Daly, however, says it’s “silly” to think about the idea that there might be three distribution organizations within one company.
Castle Rock’s leverage for its argument may get a boost over the coming months. The company hasn’t had a hit in two years, but signs are all positive for “The American President, ” directed by CRE partner Rob Reiner and starring Michael Douglas and Annette Bening. CRE insiders are hopeful the November release will put them back on track with a $100 million-plus domestic gross.
Baby of the brood
The baby of the brood, Turner Pictures, poses more pointed questions for the happy couple.

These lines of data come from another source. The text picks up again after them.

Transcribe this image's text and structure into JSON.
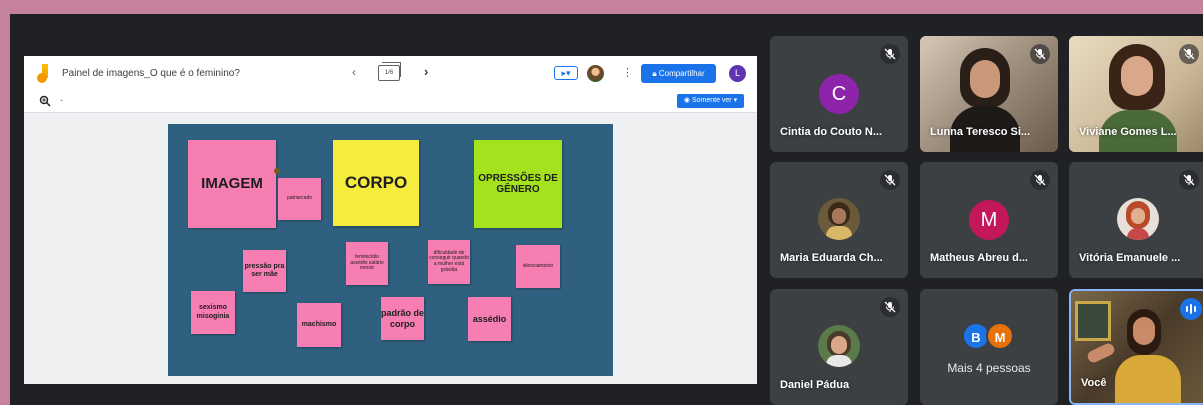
{
  "jamboard": {
    "title": "Painel de imagens_O que é o feminino?",
    "frame_counter": "1/6",
    "share_label": "Compartilhar",
    "account_initial": "L",
    "zoom_dropdown": "-",
    "view_only_label": "Somente ver"
  },
  "board": {
    "notes": {
      "imagem": "IMAGEM",
      "corpo": "CORPO",
      "opressoes": "OPRESSÕES DE GÊNERO",
      "patriarcado": "patriarcado",
      "pressao": "pressão pra ser mãe",
      "feminicidio": "feminicídio assédio salário menor",
      "dificuldade": "dificuldade de conseguir quando a mulher está grávida",
      "silenciamento": "silenciamento",
      "sexismo": "sexismo misoginia",
      "machismo": "machismo",
      "padrao": "padrão de corpo",
      "assedio": "assédio"
    }
  },
  "participants": [
    {
      "name": "Cintia do Couto N...",
      "initial": "C",
      "avatar_color": "#8e24aa",
      "muted": true
    },
    {
      "name": "Lunna Teresco Si...",
      "muted": true,
      "video": true
    },
    {
      "name": "Viviane Gomes L...",
      "muted": true,
      "video": true
    },
    {
      "name": "Maria Eduarda Ch...",
      "muted": true
    },
    {
      "name": "Matheus Abreu d...",
      "initial": "M",
      "avatar_color": "#c2185b",
      "muted": true
    },
    {
      "name": "Vitória Emanuele ...",
      "muted": true
    },
    {
      "name": "Daniel Pádua",
      "muted": true
    },
    {
      "name": "Mais 4 pessoas",
      "extra_initials": [
        "B",
        "M"
      ],
      "extra_colors": [
        "#1a73e8",
        "#e8710a"
      ]
    },
    {
      "name": "Você",
      "speaking": true,
      "video": true
    }
  ],
  "colors": {
    "meet_bg": "#202124",
    "tile_bg": "#3c4043",
    "board_bg": "#2f607f",
    "note_pink": "#f67eb3",
    "note_yellow": "#f6ec3e",
    "note_green": "#a4e21d",
    "accent_blue": "#1a73e8"
  }
}
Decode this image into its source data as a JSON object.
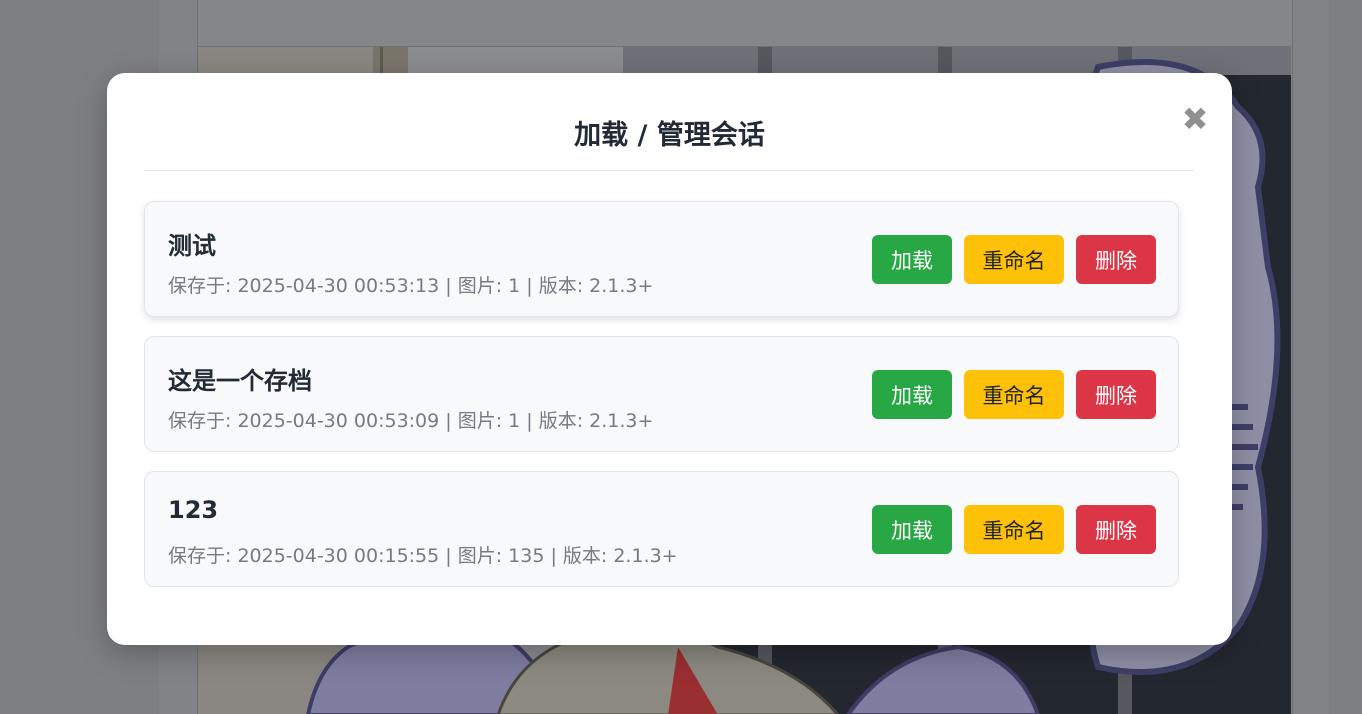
{
  "modal": {
    "title": "加载 / 管理会话",
    "close_icon": "✖"
  },
  "sessions": [
    {
      "name": "测试",
      "meta": "保存于: 2025-04-30 00:53:13 | 图片: 1 | 版本: 2.1.3+",
      "load_label": "加载",
      "rename_label": "重命名",
      "delete_label": "删除"
    },
    {
      "name": "这是一个存档",
      "meta": "保存于: 2025-04-30 00:53:09 | 图片: 1 | 版本: 2.1.3+",
      "load_label": "加载",
      "rename_label": "重命名",
      "delete_label": "删除"
    },
    {
      "name": "123",
      "meta": "保存于: 2025-04-30 00:15:55 | 图片: 135 | 版本: 2.1.3+",
      "load_label": "加载",
      "rename_label": "重命名",
      "delete_label": "删除"
    }
  ],
  "colors": {
    "load": "#28a745",
    "rename": "#ffc107",
    "delete": "#dc3545",
    "overlay": "rgba(0,0,0,0.5)"
  }
}
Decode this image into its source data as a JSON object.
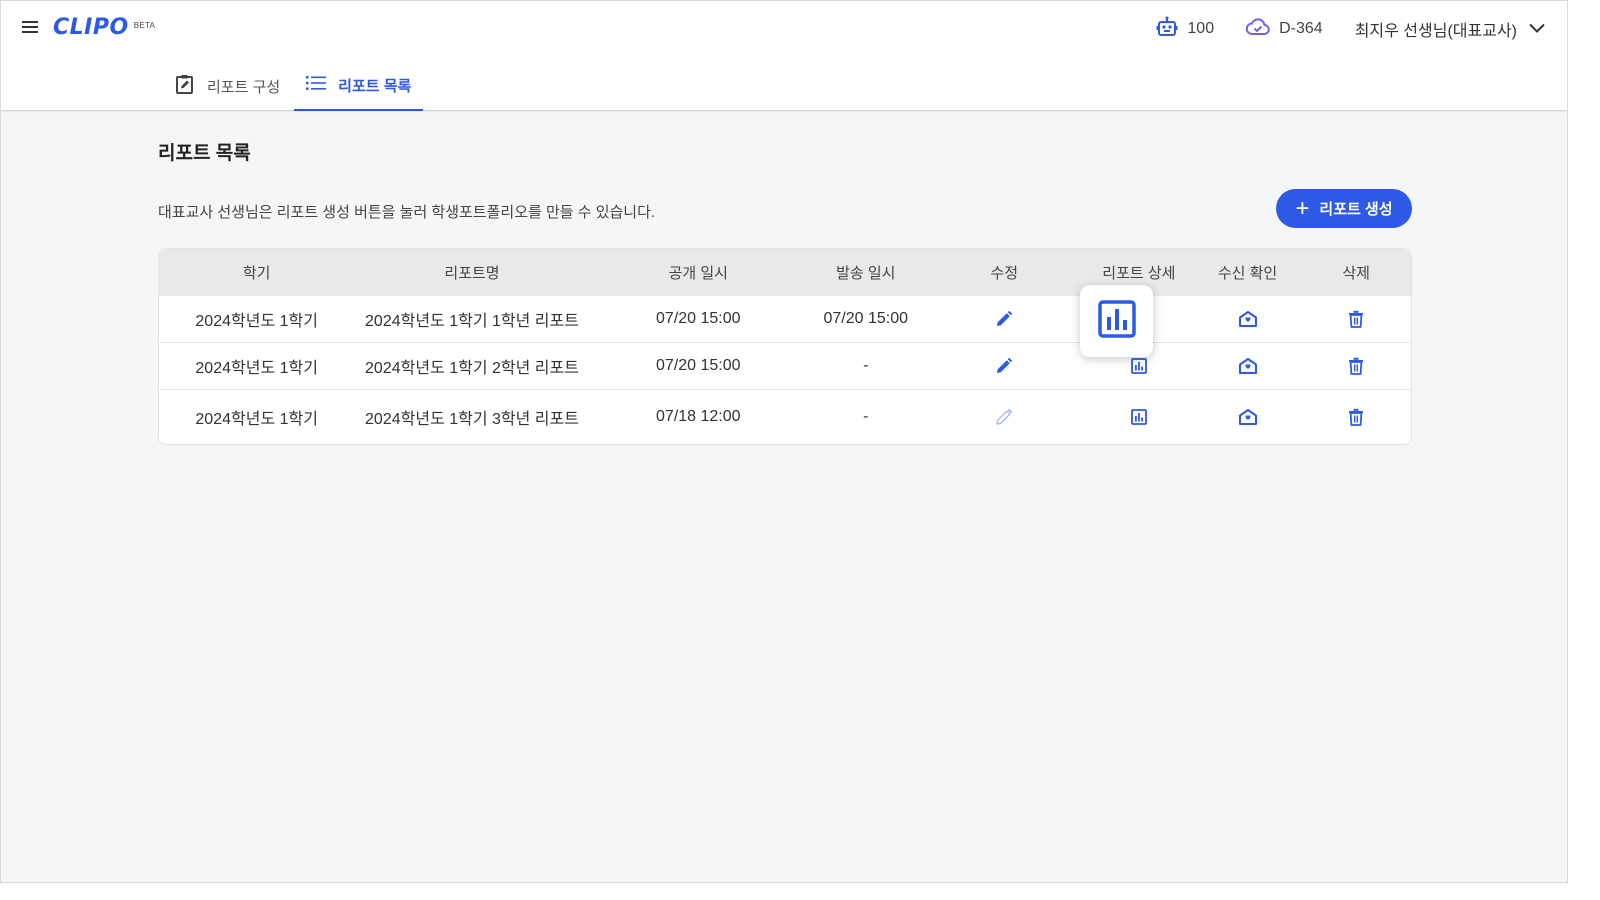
{
  "app": {
    "logo": "CLIPO",
    "beta": "BETA"
  },
  "header": {
    "robot_count": "100",
    "storage_days": "D-364",
    "user_name": "최지우 선생님(대표교사)"
  },
  "tabs": [
    {
      "label": "리포트 구성",
      "active": false
    },
    {
      "label": "리포트 목록",
      "active": true
    }
  ],
  "page": {
    "title": "리포트 목록",
    "description": "대표교사 선생님은 리포트 생성 버튼을 눌러 학생포트폴리오를 만들 수 있습니다.",
    "create_button": "리포트 생성"
  },
  "table": {
    "columns": [
      "학기",
      "리포트명",
      "공개 일시",
      "발송 일시",
      "수정",
      "리포트 상세",
      "수신 확인",
      "삭제"
    ],
    "rows": [
      {
        "semester": "2024학년도 1학기",
        "name": "2024학년도 1학기 1학년 리포트",
        "open": "07/20 15:00",
        "sent": "07/20 15:00",
        "edit_enabled": true
      },
      {
        "semester": "2024학년도 1학기",
        "name": "2024학년도 1학기 2학년 리포트",
        "open": "07/20 15:00",
        "sent": "-",
        "edit_enabled": true
      },
      {
        "semester": "2024학년도 1학기",
        "name": "2024학년도 1학기 3학년 리포트",
        "open": "07/18 12:00",
        "sent": "-",
        "edit_enabled": false
      }
    ]
  },
  "colors": {
    "accent": "#2e59e6",
    "accent_disabled": "#9fb3f0",
    "storage_icon": "#7b5cf0"
  },
  "icons": [
    "menu-icon",
    "robot-icon",
    "cloud-check-icon",
    "chevron-down-icon",
    "edit-note-icon",
    "list-icon",
    "plus-icon",
    "pencil-icon",
    "bar-chart-icon",
    "mail-open-heart-icon",
    "trash-icon"
  ]
}
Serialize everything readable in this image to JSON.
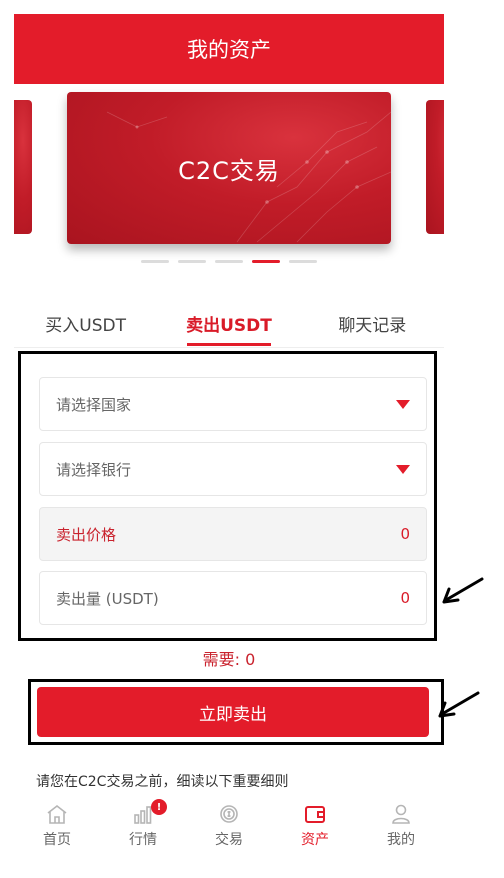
{
  "header": {
    "title": "我的资产"
  },
  "carousel": {
    "active_card_title": "C2C交易"
  },
  "tabs": [
    {
      "label": "买入USDT"
    },
    {
      "label": "卖出USDT"
    },
    {
      "label": "聊天记录"
    }
  ],
  "form": {
    "country_placeholder": "请选择国家",
    "bank_placeholder": "请选择银行",
    "price_label": "卖出价格",
    "price_value": "0",
    "amount_label": "卖出量 (USDT)",
    "amount_value": "0"
  },
  "need": {
    "text": "需要: 0"
  },
  "sell_button": {
    "label": "立即卖出"
  },
  "notice": {
    "text": "请您在C2C交易之前，细读以下重要细则"
  },
  "bottom_nav": [
    {
      "label": "首页",
      "icon": "home-icon"
    },
    {
      "label": "行情",
      "icon": "chart-icon",
      "badge": "!"
    },
    {
      "label": "交易",
      "icon": "exchange-icon"
    },
    {
      "label": "资产",
      "icon": "wallet-icon"
    },
    {
      "label": "我的",
      "icon": "user-icon"
    }
  ],
  "colors": {
    "primary": "#e31c2a",
    "text_red": "#c9222d"
  }
}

Under president of production Pascal, Turner Pictures is about to unleash a 15-pic slate of projects in development. Some are high profile pieces like “Edwards and Hunt: The First American Road Trip,” which the studio is bartering to secure Hugh Grant and Chris Farley for the leads. Others include “The Jackie Robinson Story,” written, directed and produced by Spike Lee, starring Denzel Washington; another screen version of Ayn Rand’s “The Fountainhead,” directed by no less than Oliver Stone; and “Mercury 13” from “Little Women” producer Denise Di Novi.
The company recently greenlit its first pic in “Michael,” which it picked up in turnaround from Universal, for an April start date. John Travolta is attached to star and Nora Ephron is directing from an original screenplay by Pete Dexter, rewritten by Ephron and her sister Delia Ephron.
All that activity- and Ted Turner’s name above the archway – leads most insiders to think Turner Pictures is safe from the dismantlement that some naysayers originally predicted. Turner likes having his name on a studio, and he pumped gobs of money into the fledgling effort. Even as recent as the Sept. 30 weekend, Turner had Pascal and filmmaker Oliver Stone up to his Montana ranch to discuss plans for “The Fountainhead.”
Whither Turner Pix
Daly, again, is unclear how Turner Pictures will fit into the overall distribution scheme.
“Turner basically decided to get heavy into the production of motion pictures because Ted was looking for new product for his channels and everything else,” says Daly.
A rival studio exec says: “It’s going to be hard for them to let Turner have any kind of piece of dirt. The biggest challenge will be getting everyone to do what they’ve been doing and fit into Warners.”
One distrib exec says the entities are most likely to merge on the burgeoning foreign distribution side. WB clearly has the dominant web throughout the world. New Line, Castle Rock and Turner have each built up their foreign capabilities with output deals. “Anything could happen on the foreign side,” says one distrib exec. “It may make more sense for everyone to go through one distributor for foreign.”
Questions remain, but one thing is certain. When Turner and Time-Warner get hitched, they will in fact have grown into a “Congo”-sized gorilla. How much of the industry they devour remains to be seen.